The White Revolution, or Operation Flood, launched on January 13, 1970, was the world's largest dairy development programme and a landmark project of India's National Dairy Development Board (NDDB).[1] It transformed India from a milk-deficient nation into the world's largest milk producer, surpassing the United States in 1998 with about 22.29 percent of global output in 2018.[2][3] Within 30 years, it doubled the milk available per person in India[4] and made dairy farming India's largest self-sustainable rural employment generator.[5] The programme was launched to help farmers direct their own development and to give them control of the resources they create. It also promoted jersey cows and heavily increased lactose intolerance amongst Indians.[citation needed]

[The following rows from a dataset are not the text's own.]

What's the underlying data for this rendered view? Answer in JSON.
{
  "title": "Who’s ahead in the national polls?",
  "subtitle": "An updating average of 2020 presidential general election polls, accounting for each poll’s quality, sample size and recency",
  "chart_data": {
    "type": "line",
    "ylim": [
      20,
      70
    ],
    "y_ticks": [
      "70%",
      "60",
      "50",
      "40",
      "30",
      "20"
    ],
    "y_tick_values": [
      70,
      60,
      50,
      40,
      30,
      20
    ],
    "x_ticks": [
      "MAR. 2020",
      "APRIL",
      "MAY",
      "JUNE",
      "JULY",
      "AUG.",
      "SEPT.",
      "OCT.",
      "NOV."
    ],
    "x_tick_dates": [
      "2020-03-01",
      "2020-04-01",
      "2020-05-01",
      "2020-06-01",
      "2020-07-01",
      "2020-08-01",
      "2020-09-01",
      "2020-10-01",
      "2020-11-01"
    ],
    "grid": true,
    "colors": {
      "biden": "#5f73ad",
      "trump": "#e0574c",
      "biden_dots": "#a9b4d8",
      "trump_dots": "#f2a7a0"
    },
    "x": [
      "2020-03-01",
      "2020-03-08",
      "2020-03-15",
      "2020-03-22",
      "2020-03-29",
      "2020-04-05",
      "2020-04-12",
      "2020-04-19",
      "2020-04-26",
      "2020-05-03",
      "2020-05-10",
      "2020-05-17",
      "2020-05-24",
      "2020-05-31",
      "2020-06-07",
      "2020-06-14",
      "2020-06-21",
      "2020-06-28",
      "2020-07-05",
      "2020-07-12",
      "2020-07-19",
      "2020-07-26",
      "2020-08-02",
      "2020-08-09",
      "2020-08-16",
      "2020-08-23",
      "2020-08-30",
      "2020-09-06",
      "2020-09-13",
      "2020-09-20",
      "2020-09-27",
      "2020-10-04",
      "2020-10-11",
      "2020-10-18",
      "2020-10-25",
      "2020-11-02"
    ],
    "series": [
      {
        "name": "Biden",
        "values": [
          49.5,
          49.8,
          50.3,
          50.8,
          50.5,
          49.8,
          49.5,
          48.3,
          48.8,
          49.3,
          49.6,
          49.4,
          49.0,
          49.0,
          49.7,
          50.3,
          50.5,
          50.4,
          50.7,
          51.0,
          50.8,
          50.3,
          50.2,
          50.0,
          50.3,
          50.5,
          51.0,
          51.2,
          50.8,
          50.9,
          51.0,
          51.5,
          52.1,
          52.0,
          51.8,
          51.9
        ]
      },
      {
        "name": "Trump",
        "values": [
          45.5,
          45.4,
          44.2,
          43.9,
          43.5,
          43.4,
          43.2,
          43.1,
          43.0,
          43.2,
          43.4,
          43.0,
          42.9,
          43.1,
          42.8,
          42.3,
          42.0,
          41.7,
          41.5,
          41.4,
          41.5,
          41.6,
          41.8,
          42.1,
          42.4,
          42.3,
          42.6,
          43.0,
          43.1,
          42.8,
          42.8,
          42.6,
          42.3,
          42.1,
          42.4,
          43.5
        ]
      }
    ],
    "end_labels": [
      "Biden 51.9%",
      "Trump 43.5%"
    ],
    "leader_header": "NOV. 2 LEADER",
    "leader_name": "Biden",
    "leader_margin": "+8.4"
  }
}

Dr Verghese Kurien, the chairman and founder of Amul, was named the Chairman of NDDB by Prime Minister Lal Bahadur Shastri. Kurien thrust the programme towards success and has since been recognised as its architect.[6] The making of skim milk powder out of buffalo milk, termed the Anand Pattern Experiment at Amul, was also instrumental to the program's success; the man who made this possible was Harichand Megha Dalaya, alongside Kurien.[7][8] It allowed Amul to compete successfully with cow milk-based suppliers such as Nestle.
If there was one technological breakthrough that revolutionized India's organized dairy industry, it was the making of skim milk powder out of buffalo milk. The man who made this possible, and who had the foresight to defy the prevailing technical wisdom, was H. M. Dalaya. While the Kaira District Cooperative Milk Producers' Union is usually associated with its founder, Tribhuvandas Patel, it was Dalaya who provided the real technical backbone to the Amul organization.